URMC gets $24.3M for translational science
The University of Rochester Medical Center has been awarded $24.3 million from the National Center for Advancing Translational Science at the National Institutes of Health to continue its efforts to turn scientific discoveries into health benefits faster. This new award brings URMC’s total funding from NCATS to $132 million, dating back to 2006 when it became one of the first 12 institutions in the nation to receive one of these awards.
“The COVID-19 pandemic highlights the clear and urgent need for biomedical research – especially translational research,” said University of Rochester President Sarah Mangelsdorf. “As one of the nation’s leading research universities, we are devoted to advancing scientific understanding and promoting health and this award will help us continue those efforts.”
The award continues funding for the University of Rochester Clinical and Translational Science Institute, which provides funding, training and resources to help researchers rapidly translate discoveries into therapies.

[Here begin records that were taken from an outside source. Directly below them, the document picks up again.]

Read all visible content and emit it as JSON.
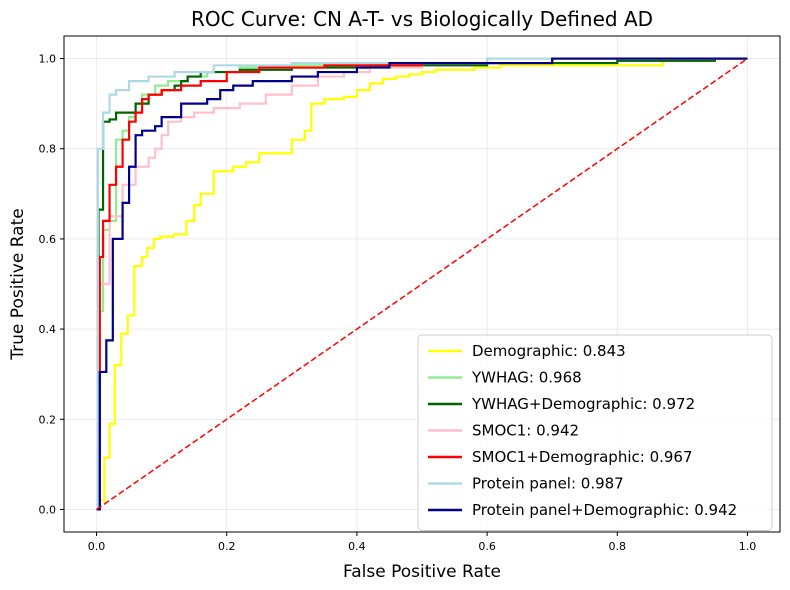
{
  "chart_data": {
    "type": "line",
    "title": "ROC Curve: CN A-T- vs Biologically Defined AD",
    "xlabel": "False Positive Rate",
    "ylabel": "True Positive Rate",
    "xlim": [
      -0.05,
      1.05
    ],
    "ylim": [
      -0.05,
      1.05
    ],
    "xticks": [
      "0.0",
      "0.2",
      "0.4",
      "0.6",
      "0.8",
      "1.0"
    ],
    "yticks": [
      "0.0",
      "0.2",
      "0.4",
      "0.6",
      "0.8",
      "1.0"
    ],
    "grid": true,
    "legend_position": "lower right",
    "series": [
      {
        "name": "Demographic: 0.843",
        "color": "#ffff00",
        "x": [
          0.0,
          0.005,
          0.005,
          0.012,
          0.012,
          0.02,
          0.02,
          0.028,
          0.028,
          0.038,
          0.038,
          0.048,
          0.048,
          0.058,
          0.058,
          0.07,
          0.07,
          0.078,
          0.078,
          0.088,
          0.088,
          0.098,
          0.098,
          0.118,
          0.118,
          0.138,
          0.138,
          0.15,
          0.15,
          0.16,
          0.16,
          0.18,
          0.18,
          0.21,
          0.21,
          0.23,
          0.23,
          0.25,
          0.25,
          0.3,
          0.3,
          0.32,
          0.32,
          0.33,
          0.33,
          0.35,
          0.35,
          0.38,
          0.38,
          0.4,
          0.4,
          0.42,
          0.42,
          0.44,
          0.44,
          0.46,
          0.46,
          0.48,
          0.48,
          0.5,
          0.5,
          0.52,
          0.52,
          0.55,
          0.55,
          0.58,
          0.58,
          0.62,
          0.62,
          0.7,
          0.7,
          0.78,
          0.78,
          0.87,
          0.87,
          0.9,
          0.9,
          1.0
        ],
        "y": [
          0.0,
          0.0,
          0.02,
          0.02,
          0.115,
          0.115,
          0.19,
          0.19,
          0.32,
          0.32,
          0.39,
          0.39,
          0.43,
          0.43,
          0.54,
          0.54,
          0.56,
          0.56,
          0.58,
          0.58,
          0.6,
          0.6,
          0.605,
          0.605,
          0.61,
          0.61,
          0.64,
          0.64,
          0.675,
          0.675,
          0.7,
          0.7,
          0.75,
          0.75,
          0.76,
          0.76,
          0.77,
          0.77,
          0.79,
          0.79,
          0.82,
          0.82,
          0.84,
          0.84,
          0.9,
          0.9,
          0.91,
          0.91,
          0.915,
          0.915,
          0.93,
          0.93,
          0.945,
          0.945,
          0.955,
          0.955,
          0.96,
          0.96,
          0.965,
          0.965,
          0.97,
          0.97,
          0.975,
          0.975,
          0.975,
          0.975,
          0.98,
          0.98,
          0.985,
          0.985,
          0.985,
          0.985,
          0.985,
          0.985,
          0.995,
          0.995,
          1.0,
          1.0
        ]
      },
      {
        "name": "YWHAG: 0.968",
        "color": "#90ee90",
        "x": [
          0.0,
          0.005,
          0.005,
          0.01,
          0.01,
          0.02,
          0.02,
          0.03,
          0.03,
          0.04,
          0.04,
          0.05,
          0.05,
          0.06,
          0.06,
          0.07,
          0.07,
          0.09,
          0.09,
          0.11,
          0.11,
          0.14,
          0.14,
          0.17,
          0.17,
          0.22,
          0.22,
          0.3,
          0.3,
          0.45,
          0.45,
          0.6,
          0.6,
          1.0
        ],
        "y": [
          0.0,
          0.0,
          0.44,
          0.44,
          0.62,
          0.62,
          0.64,
          0.64,
          0.82,
          0.82,
          0.84,
          0.84,
          0.87,
          0.87,
          0.9,
          0.9,
          0.92,
          0.92,
          0.94,
          0.94,
          0.95,
          0.95,
          0.96,
          0.96,
          0.97,
          0.97,
          0.98,
          0.98,
          0.985,
          0.985,
          0.99,
          0.99,
          1.0,
          1.0
        ]
      },
      {
        "name": "YWHAG+Demographic: 0.972",
        "color": "#006400",
        "x": [
          0.0,
          0.003,
          0.003,
          0.01,
          0.01,
          0.02,
          0.02,
          0.03,
          0.03,
          0.06,
          0.06,
          0.08,
          0.08,
          0.1,
          0.1,
          0.12,
          0.12,
          0.13,
          0.13,
          0.14,
          0.14,
          0.16,
          0.16,
          0.22,
          0.22,
          0.3,
          0.3,
          0.42,
          0.42,
          0.6,
          0.6,
          0.8,
          0.8,
          0.95,
          0.95,
          1.0
        ],
        "y": [
          0.0,
          0.0,
          0.665,
          0.665,
          0.86,
          0.86,
          0.865,
          0.865,
          0.88,
          0.88,
          0.9,
          0.9,
          0.92,
          0.92,
          0.93,
          0.93,
          0.94,
          0.94,
          0.95,
          0.95,
          0.96,
          0.96,
          0.97,
          0.97,
          0.975,
          0.975,
          0.98,
          0.98,
          0.985,
          0.985,
          0.99,
          0.99,
          0.995,
          0.995,
          1.0,
          1.0
        ]
      },
      {
        "name": "SMOC1: 0.942",
        "color": "#ffc0cb",
        "x": [
          0.0,
          0.005,
          0.005,
          0.02,
          0.02,
          0.04,
          0.04,
          0.06,
          0.06,
          0.08,
          0.08,
          0.09,
          0.09,
          0.1,
          0.1,
          0.11,
          0.11,
          0.13,
          0.13,
          0.15,
          0.15,
          0.18,
          0.18,
          0.22,
          0.22,
          0.26,
          0.26,
          0.3,
          0.3,
          0.34,
          0.34,
          0.38,
          0.38,
          0.42,
          0.42,
          0.5,
          0.5,
          0.7,
          0.7,
          1.0
        ],
        "y": [
          0.0,
          0.0,
          0.5,
          0.5,
          0.65,
          0.65,
          0.72,
          0.72,
          0.76,
          0.76,
          0.78,
          0.78,
          0.8,
          0.8,
          0.83,
          0.83,
          0.86,
          0.86,
          0.87,
          0.87,
          0.88,
          0.88,
          0.89,
          0.89,
          0.9,
          0.9,
          0.92,
          0.92,
          0.94,
          0.94,
          0.96,
          0.96,
          0.97,
          0.97,
          0.98,
          0.98,
          0.99,
          0.99,
          1.0,
          1.0
        ]
      },
      {
        "name": "SMOC1+Demographic: 0.967",
        "color": "#ff0000",
        "x": [
          0.0,
          0.005,
          0.005,
          0.01,
          0.01,
          0.02,
          0.02,
          0.03,
          0.03,
          0.04,
          0.04,
          0.05,
          0.05,
          0.06,
          0.06,
          0.07,
          0.07,
          0.08,
          0.08,
          0.1,
          0.1,
          0.13,
          0.13,
          0.16,
          0.16,
          0.2,
          0.2,
          0.25,
          0.25,
          0.35,
          0.35,
          0.5,
          0.5,
          0.7,
          0.7,
          1.0
        ],
        "y": [
          0.0,
          0.0,
          0.56,
          0.56,
          0.64,
          0.64,
          0.72,
          0.72,
          0.76,
          0.76,
          0.82,
          0.82,
          0.86,
          0.86,
          0.88,
          0.88,
          0.91,
          0.91,
          0.92,
          0.92,
          0.93,
          0.93,
          0.94,
          0.94,
          0.95,
          0.95,
          0.97,
          0.97,
          0.98,
          0.98,
          0.985,
          0.985,
          0.99,
          0.99,
          1.0,
          1.0
        ]
      },
      {
        "name": "Protein panel: 0.987",
        "color": "#add8e6",
        "x": [
          0.0,
          0.002,
          0.002,
          0.01,
          0.01,
          0.02,
          0.02,
          0.03,
          0.03,
          0.05,
          0.05,
          0.08,
          0.08,
          0.12,
          0.12,
          0.18,
          0.18,
          0.3,
          0.3,
          0.6,
          0.6,
          1.0
        ],
        "y": [
          0.0,
          0.0,
          0.8,
          0.8,
          0.88,
          0.88,
          0.92,
          0.92,
          0.93,
          0.93,
          0.95,
          0.95,
          0.96,
          0.96,
          0.97,
          0.97,
          0.985,
          0.985,
          0.99,
          0.99,
          1.0,
          1.0
        ]
      },
      {
        "name": "Protein panel+Demographic: 0.942",
        "color": "#00008b",
        "x": [
          0.0,
          0.005,
          0.005,
          0.015,
          0.015,
          0.025,
          0.025,
          0.04,
          0.04,
          0.05,
          0.05,
          0.06,
          0.06,
          0.07,
          0.07,
          0.09,
          0.09,
          0.1,
          0.1,
          0.13,
          0.13,
          0.17,
          0.17,
          0.19,
          0.19,
          0.21,
          0.21,
          0.24,
          0.24,
          0.3,
          0.3,
          0.34,
          0.34,
          0.4,
          0.4,
          0.45,
          0.45,
          0.7,
          0.7,
          1.0
        ],
        "y": [
          0.0,
          0.0,
          0.305,
          0.305,
          0.375,
          0.375,
          0.6,
          0.6,
          0.68,
          0.68,
          0.76,
          0.76,
          0.83,
          0.83,
          0.84,
          0.84,
          0.85,
          0.85,
          0.87,
          0.87,
          0.9,
          0.9,
          0.91,
          0.91,
          0.93,
          0.93,
          0.94,
          0.94,
          0.95,
          0.95,
          0.96,
          0.96,
          0.97,
          0.97,
          0.98,
          0.98,
          0.99,
          0.99,
          1.0,
          1.0
        ]
      },
      {
        "name": "",
        "color": "#ff0000",
        "dashed": true,
        "x": [
          0.0,
          1.0
        ],
        "y": [
          0.0,
          1.0
        ]
      }
    ]
  }
}
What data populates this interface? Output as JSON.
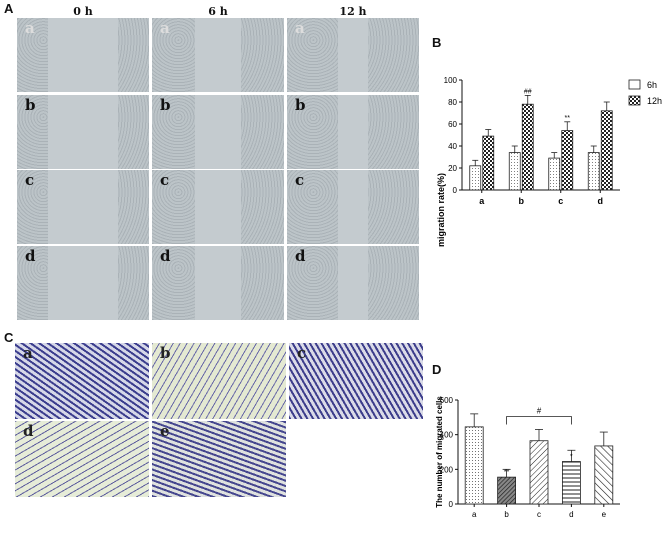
{
  "panels": {
    "A": "A",
    "B": "B",
    "C": "C",
    "D": "D"
  },
  "panelA": {
    "columns": [
      "0 h",
      "6 h",
      "12 h"
    ],
    "rows": [
      "a",
      "b",
      "c",
      "d"
    ]
  },
  "panelC": {
    "tiles": [
      "a",
      "b",
      "c",
      "d",
      "e"
    ]
  },
  "chart_data": [
    {
      "type": "bar",
      "categories": [
        "a",
        "b",
        "c",
        "d"
      ],
      "series": [
        {
          "name": "6h",
          "values": [
            22,
            34,
            29,
            34
          ],
          "errors": [
            5,
            6,
            5,
            6
          ]
        },
        {
          "name": "12h",
          "values": [
            49,
            78,
            54,
            72
          ],
          "errors": [
            6,
            8,
            8,
            8
          ]
        }
      ],
      "annotations": [
        {
          "category": "b",
          "series": "12h",
          "text": "##"
        },
        {
          "category": "c",
          "series": "12h",
          "text": "**"
        }
      ],
      "xlabel": "",
      "ylabel": "migration rate(%)",
      "ylim": [
        0,
        100
      ],
      "yticks": [
        0,
        20,
        40,
        60,
        80,
        100
      ],
      "legend": "top-right"
    },
    {
      "type": "bar",
      "categories": [
        "a",
        "b",
        "c",
        "d",
        "e"
      ],
      "values": [
        445,
        155,
        365,
        245,
        335
      ],
      "errors": [
        75,
        45,
        65,
        65,
        80
      ],
      "annotations": [
        {
          "category": "b",
          "text": "**"
        },
        {
          "category": "d",
          "text": "*"
        },
        {
          "bracket": [
            "b",
            "d"
          ],
          "text": "#"
        }
      ],
      "xlabel": "",
      "ylabel": "The number of migrated cells",
      "ylim": [
        0,
        600
      ],
      "yticks": [
        0,
        200,
        400,
        600
      ]
    }
  ]
}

The UR CTSI was one of the first institutions in the nation to be accepted into the Clinical and Translational Science Awards Program, which is the largest single grant program at the NIH. As a testament to its leadership in translational science, the UR CTSI was also selected as the coordinating center for the CTSA Program in 2017.
“The UR CTSI has been a leader in translational science since its inception 14 years ago,” said URMC CEO Mark Taubman, M.D. “In those years, the institute has brought nearly $132 million to the university, which it used to build a research infrastructure that is helping our researchers move quickly at a time when the entire world is experiencing a shared crisis and desperately awaiting solutions.”
Before a global pandemic forced the world to stay home, the UR CTSI was working on ways to bring research to the community and cut travel and parking out of the equation. To help more people – and a more diverse set of people – participate in health research, the UR CTSI plans to improve the university’s ability to conduct research remotely (over the phone or computer) and to build a research bus that can bring the clinic to participants.
“These remote research efforts are just a few of the ways we hope to ensure that our studies reflect the diversity of our communities,” said Martin Zand, M.D., Ph.D., UR CTSI co-director and senior associate dean for Clinical Research at URMC. “Being virtually and physically present in the community will help us address health disparities – like those seen in COVID-19 – and ensure that therapies work for everyone.”
With continued funding for these efforts, the UR CTSI will ramp up efforts to connect with communities that experience health disparities and are typically underrepresented in health research including Black, Latinx, Deaf, pediatric, elderly and rural communities.